Esther pulled the parchment toward her, her expression that of someone accepting a sentence they’d hoped to appeal.
She picked up the quill with both hands, set it carefully against the page, and began, with excruciating slowness, to form the letters.
Ava watched her and did not think about Noah.
The lovely woman, Esther wrote. Ava watched her focus hard to create neat letters.wore a blue silk gown.
Ava did not think about the particular quality of his voice when it went rough with sleep. She did not think about gray morninglight, warm rooms, or the way he had held her hand and simply looked at her, unhurried, as if she was something worth taking time over.
“Ava,” Esther said. “I spelled ‘big’ wrong.”
Ava looked at the parchment. “Ye’ve spelled it how it sounds. That’s half of it. The other half is that English is a language designed by people with too much time and too little sense.” She took the quill gently and showed her. “B-I-G. The G is the same one ye just did.”
“That’s interestin’.”
“Profoundly. Try again.”
Esther tried again. The second attempt was considerably better. She sat back and looked at it with the evaluating expression of a craftsperson assessing their own work.

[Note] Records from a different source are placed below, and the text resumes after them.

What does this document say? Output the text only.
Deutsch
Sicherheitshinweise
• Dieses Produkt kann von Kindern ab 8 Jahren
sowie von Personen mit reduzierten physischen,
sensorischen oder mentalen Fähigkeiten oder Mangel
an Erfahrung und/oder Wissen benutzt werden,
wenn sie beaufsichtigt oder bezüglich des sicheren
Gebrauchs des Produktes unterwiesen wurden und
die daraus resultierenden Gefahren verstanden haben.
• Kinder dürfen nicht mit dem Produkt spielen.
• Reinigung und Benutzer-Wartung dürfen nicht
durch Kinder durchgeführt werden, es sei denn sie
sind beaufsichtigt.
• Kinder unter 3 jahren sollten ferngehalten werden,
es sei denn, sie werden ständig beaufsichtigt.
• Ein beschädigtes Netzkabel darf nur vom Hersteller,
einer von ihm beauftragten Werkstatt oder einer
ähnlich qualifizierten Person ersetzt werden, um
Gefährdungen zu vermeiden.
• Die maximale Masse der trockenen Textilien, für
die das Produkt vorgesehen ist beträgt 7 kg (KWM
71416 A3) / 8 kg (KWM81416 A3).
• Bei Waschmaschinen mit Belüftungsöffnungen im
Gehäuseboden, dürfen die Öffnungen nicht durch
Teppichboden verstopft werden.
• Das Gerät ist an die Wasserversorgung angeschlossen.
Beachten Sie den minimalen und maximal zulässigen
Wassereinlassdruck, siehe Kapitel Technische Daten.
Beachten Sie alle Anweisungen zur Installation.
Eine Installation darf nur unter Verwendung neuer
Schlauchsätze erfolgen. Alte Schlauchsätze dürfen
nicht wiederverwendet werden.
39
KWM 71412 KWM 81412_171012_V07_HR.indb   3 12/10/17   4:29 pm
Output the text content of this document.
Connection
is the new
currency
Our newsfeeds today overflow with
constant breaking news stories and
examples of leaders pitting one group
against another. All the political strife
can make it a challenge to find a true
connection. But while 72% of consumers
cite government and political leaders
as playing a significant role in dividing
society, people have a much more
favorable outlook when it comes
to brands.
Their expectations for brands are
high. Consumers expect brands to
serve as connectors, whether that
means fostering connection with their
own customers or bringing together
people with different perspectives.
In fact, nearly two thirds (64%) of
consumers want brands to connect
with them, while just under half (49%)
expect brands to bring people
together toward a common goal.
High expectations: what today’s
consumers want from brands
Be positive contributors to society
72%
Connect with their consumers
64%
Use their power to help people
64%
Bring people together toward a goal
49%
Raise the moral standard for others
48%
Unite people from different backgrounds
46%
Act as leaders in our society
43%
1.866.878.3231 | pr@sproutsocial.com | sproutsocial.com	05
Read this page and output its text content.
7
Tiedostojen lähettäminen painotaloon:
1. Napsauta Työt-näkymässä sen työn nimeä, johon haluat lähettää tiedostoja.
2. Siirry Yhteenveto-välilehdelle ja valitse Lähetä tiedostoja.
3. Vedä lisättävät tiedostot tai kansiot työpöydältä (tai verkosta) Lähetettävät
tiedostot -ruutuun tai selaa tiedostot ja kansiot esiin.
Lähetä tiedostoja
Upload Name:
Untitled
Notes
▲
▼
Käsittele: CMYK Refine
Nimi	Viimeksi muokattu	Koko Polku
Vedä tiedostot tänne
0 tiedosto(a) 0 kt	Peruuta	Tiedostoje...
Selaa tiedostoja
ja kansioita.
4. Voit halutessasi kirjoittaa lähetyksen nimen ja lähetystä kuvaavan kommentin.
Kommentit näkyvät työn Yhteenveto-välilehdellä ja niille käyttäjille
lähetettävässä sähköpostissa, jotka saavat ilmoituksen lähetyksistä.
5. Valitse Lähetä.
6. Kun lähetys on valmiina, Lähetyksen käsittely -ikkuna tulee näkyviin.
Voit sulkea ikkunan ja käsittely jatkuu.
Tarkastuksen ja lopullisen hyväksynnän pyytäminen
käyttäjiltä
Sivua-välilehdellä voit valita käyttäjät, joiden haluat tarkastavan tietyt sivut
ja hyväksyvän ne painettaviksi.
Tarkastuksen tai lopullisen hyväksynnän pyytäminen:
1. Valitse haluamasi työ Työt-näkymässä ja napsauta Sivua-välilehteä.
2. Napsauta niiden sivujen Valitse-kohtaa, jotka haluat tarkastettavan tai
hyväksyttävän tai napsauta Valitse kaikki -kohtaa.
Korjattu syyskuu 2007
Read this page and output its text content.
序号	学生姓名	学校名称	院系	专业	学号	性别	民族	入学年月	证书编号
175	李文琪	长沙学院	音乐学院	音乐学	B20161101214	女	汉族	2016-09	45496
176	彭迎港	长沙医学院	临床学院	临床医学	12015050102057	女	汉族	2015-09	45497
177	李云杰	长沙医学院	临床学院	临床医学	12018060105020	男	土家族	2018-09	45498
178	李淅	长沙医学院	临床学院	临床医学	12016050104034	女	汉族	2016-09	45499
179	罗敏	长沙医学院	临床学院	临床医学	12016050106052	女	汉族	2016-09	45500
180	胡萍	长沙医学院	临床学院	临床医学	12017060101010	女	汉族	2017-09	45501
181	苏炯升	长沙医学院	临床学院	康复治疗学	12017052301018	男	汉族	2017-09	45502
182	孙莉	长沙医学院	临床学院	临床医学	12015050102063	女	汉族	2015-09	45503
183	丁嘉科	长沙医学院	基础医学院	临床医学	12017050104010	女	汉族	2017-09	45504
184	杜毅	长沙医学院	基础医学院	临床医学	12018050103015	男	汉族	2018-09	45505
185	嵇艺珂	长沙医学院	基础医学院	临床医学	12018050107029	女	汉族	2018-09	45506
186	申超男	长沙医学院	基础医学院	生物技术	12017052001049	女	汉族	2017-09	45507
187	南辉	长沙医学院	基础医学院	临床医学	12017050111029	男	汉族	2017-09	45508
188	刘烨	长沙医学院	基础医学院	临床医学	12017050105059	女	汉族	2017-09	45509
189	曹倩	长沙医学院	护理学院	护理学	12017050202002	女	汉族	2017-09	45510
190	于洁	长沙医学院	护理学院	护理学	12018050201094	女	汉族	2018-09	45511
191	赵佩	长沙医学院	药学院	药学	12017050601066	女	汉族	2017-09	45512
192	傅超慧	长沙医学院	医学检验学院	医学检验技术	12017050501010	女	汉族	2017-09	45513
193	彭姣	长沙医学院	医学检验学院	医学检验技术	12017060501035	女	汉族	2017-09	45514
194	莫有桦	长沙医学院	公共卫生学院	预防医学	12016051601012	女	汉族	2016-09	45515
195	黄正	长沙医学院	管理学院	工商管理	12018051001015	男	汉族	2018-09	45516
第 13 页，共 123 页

“It’s nae terrible,” she said.
“It’s genuinely good.” Ava meant it. “Ye’ve been at this for three weeks, Esther. Look at where ye started.”
Esther looked at the first page of the primer, where she had traced the letters with a shaky, uncertain hand on her very first day. Then she glanced at today’s page.
“Oh,” she said softly. After a pause, she repeated, “Oh.”
“Aye,” Ava responded. “‘Oh’ is indeed fitting.”
Caitlin was in the corridor outside the schoolroom when the lesson ended, arms full of fresh linen, seemingly having a reason to walk past this part of the castle for the third time that morning.
“She’s doin’ well?” Caitlin asked, nodding toward the door as Esther disappeared toward the kitchens in search of whatever cook had promised her if she finished her lesson.
“She’s doin’ brilliantly.”
“And ye?” Caitlin said, in a tone that had absolutely nothing to do with lessons.
Ava kept walking. “Fine.”
“Fine,” Caitlin repeated. She fell into step beside her. “Ye look tired.”
“I slept poorly.”
“Did ye?” This was said with such studied neutrality that it contained its own entire conversation. “Funny, that. The night guard mentioned the Laird’s study light was on ‘til very late.”
“The Laird often works late.”
“Aye. Though Donal also said he saw someone crossin’ the corridor toward his chambers just before midnight, and?—”
“Caitlin.”
“And that the same someone was back in their own room by early mornin’, which is unusual because normally?—”
“Caitlin.”
“Normally that corridor is very quiet at night, so it was notable, and…”
Ava stopped walking and turned to face her.